Credit Score of an individual is the reflection of his credibility and it helps the bank or loan provider to access the capacity of the user to repay the loans. While most of the companies do not offer any type of loan to individuals with bad credit score, there are some money lenders that have flexible requirements. Your credit score is always the deciding factor that every bank or money lending company looks for while offering a loan. While you cannot boost your credit score overnight, you can try some options that can overlook your credit score and offer small loans at low-interest rates.
It is important to note that loans and bad credit does not go well together and thus if you have a bad credit, it can be very hard for you get even small loans. The best place to look for loans in case of a poor credit score is a local credit union. It is impossible to get a loan from banks unless you have a good credit score. The next option that you can consider is of online money lenders. However, there can be a significant difference in the interest rates charged credit unions and online money lenders. The interest rates charged on loans is measured or expressed in terms of annual percentage rate abbreviated as APR. Annual percentage rate is defined as the annual rate of interest that is charged on the amount that you borrow or invest. If you obtain at loans at 15% APR, it simply means that for every $100 that you have borrowed, you will be required to pay $15 extra at the end of every year.

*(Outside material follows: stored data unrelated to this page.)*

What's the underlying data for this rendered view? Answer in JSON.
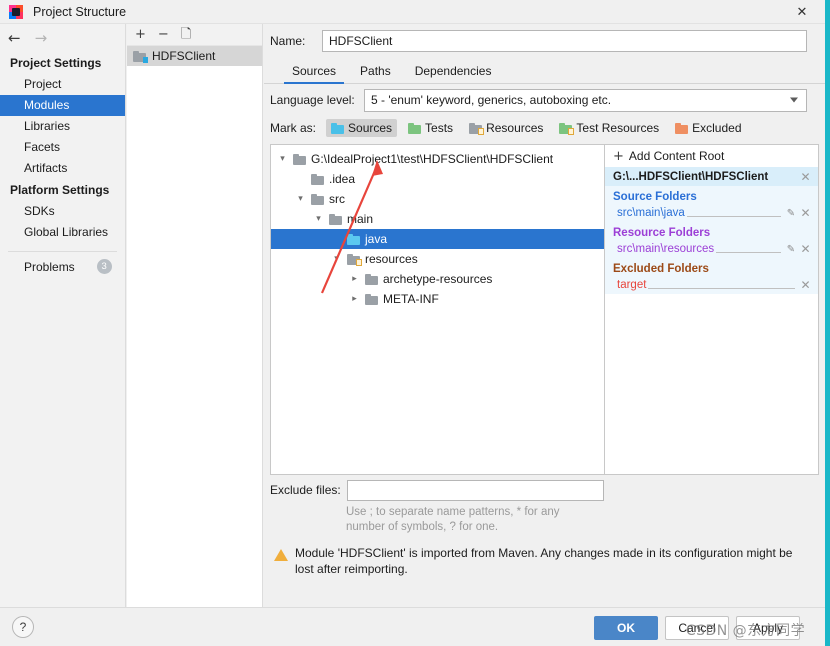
{
  "window": {
    "title": "Project Structure",
    "logo_icon": "intellij-idea-logo",
    "close_icon": "✕"
  },
  "nav": {
    "back_icon": "←",
    "forward_icon": "→"
  },
  "sidebar": {
    "groups": [
      {
        "label": "Project Settings",
        "items": [
          {
            "label": "Project",
            "selected": false
          },
          {
            "label": "Modules",
            "selected": true
          },
          {
            "label": "Libraries",
            "selected": false
          },
          {
            "label": "Facets",
            "selected": false
          },
          {
            "label": "Artifacts",
            "selected": false
          }
        ]
      },
      {
        "label": "Platform Settings",
        "items": [
          {
            "label": "SDKs",
            "selected": false
          },
          {
            "label": "Global Libraries",
            "selected": false
          }
        ]
      }
    ],
    "problems": {
      "label": "Problems",
      "count": "3"
    }
  },
  "modules_panel": {
    "toolbar": {
      "add_icon": "+",
      "remove_icon": "−",
      "copy_icon": "copy-icon"
    },
    "items": [
      {
        "label": "HDFSClient",
        "selected": true
      }
    ]
  },
  "module": {
    "name_label": "Name:",
    "name_mnemonic": "m",
    "name_value": "HDFSClient",
    "tabs": [
      {
        "label": "Sources",
        "active": true
      },
      {
        "label": "Paths",
        "active": false
      },
      {
        "label": "Dependencies",
        "active": false
      }
    ],
    "language_level": {
      "label": "Language level:",
      "value": "5 - 'enum' keyword, generics, autoboxing etc."
    },
    "mark_as": {
      "label": "Mark as:",
      "options": [
        {
          "label": "Sources",
          "icon": "folder-blue-icon",
          "selected": true
        },
        {
          "label": "Tests",
          "icon": "folder-green-icon",
          "selected": false
        },
        {
          "label": "Resources",
          "icon": "folder-resources-icon",
          "selected": false
        },
        {
          "label": "Test Resources",
          "icon": "folder-test-resources-icon",
          "selected": false
        },
        {
          "label": "Excluded",
          "icon": "folder-orange-icon",
          "selected": false
        }
      ]
    }
  },
  "tree": {
    "nodes": [
      {
        "label": "G:\\IdealProject1\\test\\HDFSClient\\HDFSClient",
        "indent": 0,
        "twisty": "expanded",
        "icon": "folder-gray-icon",
        "selected": false
      },
      {
        "label": ".idea",
        "indent": 1,
        "twisty": "none",
        "icon": "folder-gray-icon",
        "selected": false
      },
      {
        "label": "src",
        "indent": 1,
        "twisty": "expanded",
        "icon": "folder-gray-icon",
        "selected": false
      },
      {
        "label": "main",
        "indent": 2,
        "twisty": "expanded",
        "icon": "folder-gray-icon",
        "selected": false
      },
      {
        "label": "java",
        "indent": 3,
        "twisty": "none",
        "icon": "folder-blue-icon",
        "selected": true
      },
      {
        "label": "resources",
        "indent": 3,
        "twisty": "expanded",
        "icon": "folder-resources-icon",
        "selected": false
      },
      {
        "label": "archetype-resources",
        "indent": 4,
        "twisty": "collapsed",
        "icon": "folder-gray-icon",
        "selected": false
      },
      {
        "label": "META-INF",
        "indent": 4,
        "twisty": "collapsed",
        "icon": "folder-gray-icon",
        "selected": false
      }
    ]
  },
  "content_roots": {
    "add_label": "Add Content Root",
    "add_mnemonic": "C",
    "add_icon": "+",
    "root_path": "G:\\...HDFSClient\\HDFSClient",
    "root_remove_icon": "✕",
    "sections": [
      {
        "title": "Source Folders",
        "color": "#2a6fd6",
        "entries": [
          {
            "path": "src\\main\\java",
            "has_edit": true,
            "edit_icon": "pencil-icon",
            "remove_icon": "✕"
          }
        ]
      },
      {
        "title": "Resource Folders",
        "color": "#9c3fd6",
        "entries": [
          {
            "path": "src\\main\\resources",
            "has_edit": true,
            "edit_icon": "pencil-icon",
            "remove_icon": "✕"
          }
        ]
      },
      {
        "title": "Excluded Folders",
        "color": "#9c4a17",
        "entries": [
          {
            "path": "target",
            "has_edit": false,
            "edit_icon": "",
            "remove_icon": "✕"
          }
        ]
      }
    ]
  },
  "exclude_files": {
    "label": "Exclude files:",
    "value": "",
    "hint_line1": "Use ; to separate name patterns, * for any",
    "hint_line2": "number of symbols, ? for one."
  },
  "warning": {
    "icon": "warning-triangle-icon",
    "line1": "Module 'HDFSClient' is imported from Maven. Any changes made in its configuration might be lost",
    "line2": "after reimporting."
  },
  "footer": {
    "help_label": "?",
    "ok_label": "OK",
    "cancel_label": "Cancel",
    "apply_label": "Apply"
  },
  "overlay": {
    "annotation_arrow": "red-arrow-annotation",
    "watermark_text": "CSDN @东方同学"
  },
  "colors": {
    "accent_blue": "#2a75cf",
    "ok_button": "#4a86c8",
    "right_border": "#1ab7c8",
    "source_folder": "#2a6fd6",
    "resource_folder": "#9c3fd6",
    "excluded_folder": "#e8453c",
    "annotation_red": "#e8453c"
  }
}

The loan offered by banks has the lowest APR around 10-12 % but there are tough requirements to qualify for the bank loan. A federal credit union is the next on the list in terms of low APR ranging from 15 to 18 %. A federal credit union does not charge annual percentage rate more than 18%. Online lenders come next on the list with annual percentage rates that can be as high as 36%. If that does not work out, there are small loans bad credit offered by lenders that do not consider credit scores at all but charge very high annual percentage rates. However, you must be very careful while taking loans from such lenders as they can trap you badly in debt cycle that you end up paying APR as high as 1000%.